De bestrijding van corruptie bestaat uit verschillende facetten. In dit artikel maken de auteurs een onderscheid tussen de preventie, detectie en repressie van corruptie. Hoewel de auteurs zich realiseren dat dit onderscheid niet altijd zo scherp is te maken – immers: de fasen lopen veelal in elkaar over – beogen we aan de hand van deze drie begrippen een overzicht te schetsen van de nationale en internationale trends op dit gebied, zowel aan de zijde van de overheid als van het bedrijfsleven.
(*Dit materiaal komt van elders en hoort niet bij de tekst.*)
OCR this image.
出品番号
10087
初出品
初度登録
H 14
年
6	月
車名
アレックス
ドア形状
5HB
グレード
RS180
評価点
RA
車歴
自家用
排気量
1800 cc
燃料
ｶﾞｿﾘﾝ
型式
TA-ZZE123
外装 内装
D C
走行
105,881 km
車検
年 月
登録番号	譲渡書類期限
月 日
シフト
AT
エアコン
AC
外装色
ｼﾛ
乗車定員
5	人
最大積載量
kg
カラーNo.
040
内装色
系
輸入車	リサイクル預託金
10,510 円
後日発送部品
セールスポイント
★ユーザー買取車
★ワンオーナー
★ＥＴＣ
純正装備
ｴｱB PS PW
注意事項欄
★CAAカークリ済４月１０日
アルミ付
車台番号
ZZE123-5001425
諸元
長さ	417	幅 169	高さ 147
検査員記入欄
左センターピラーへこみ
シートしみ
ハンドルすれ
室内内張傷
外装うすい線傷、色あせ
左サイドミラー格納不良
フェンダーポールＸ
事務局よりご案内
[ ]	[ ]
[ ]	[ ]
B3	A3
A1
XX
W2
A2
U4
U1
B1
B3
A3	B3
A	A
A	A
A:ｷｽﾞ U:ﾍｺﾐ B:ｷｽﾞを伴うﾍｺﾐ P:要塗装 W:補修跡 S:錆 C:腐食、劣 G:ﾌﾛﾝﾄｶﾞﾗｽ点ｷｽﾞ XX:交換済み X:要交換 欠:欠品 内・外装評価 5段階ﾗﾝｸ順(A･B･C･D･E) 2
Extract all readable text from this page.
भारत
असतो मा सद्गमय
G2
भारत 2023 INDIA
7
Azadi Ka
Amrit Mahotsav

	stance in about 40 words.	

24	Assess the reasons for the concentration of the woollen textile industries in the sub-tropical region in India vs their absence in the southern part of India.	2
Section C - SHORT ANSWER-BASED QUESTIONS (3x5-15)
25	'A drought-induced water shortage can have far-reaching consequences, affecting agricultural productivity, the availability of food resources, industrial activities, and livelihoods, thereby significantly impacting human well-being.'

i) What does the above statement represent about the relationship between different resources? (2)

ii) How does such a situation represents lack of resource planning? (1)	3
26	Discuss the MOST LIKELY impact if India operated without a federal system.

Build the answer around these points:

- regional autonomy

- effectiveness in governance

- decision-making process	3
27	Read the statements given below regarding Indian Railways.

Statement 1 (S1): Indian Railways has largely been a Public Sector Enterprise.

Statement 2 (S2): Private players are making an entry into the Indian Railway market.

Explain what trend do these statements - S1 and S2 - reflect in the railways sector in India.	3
Hoofdstuk 2 ziet op de preventie van corruptie, waarbij wordt ingegaan op aspecten van zelfregulering en standaardisering van anti-corruptieprogramma’s. Vervolgens zal in hoofdstuk 3 aandacht worden besteed aan verschillende ontwikkelingen op het gebied van de ‘detectie’ van corruptie, te weten de opsporingsmethoden, publiek-private samenwerking en (discussies omtrent de reikwijdte van) het verschoningsrecht. Hoofdstuk 4 zal aandacht besteden aan diverse facetten die zien op de positie van de rechtspersoon in corruptiezaken. Deze bijdrage wordt afgesloten met een slotbeschouwing (hoofdstuk 5).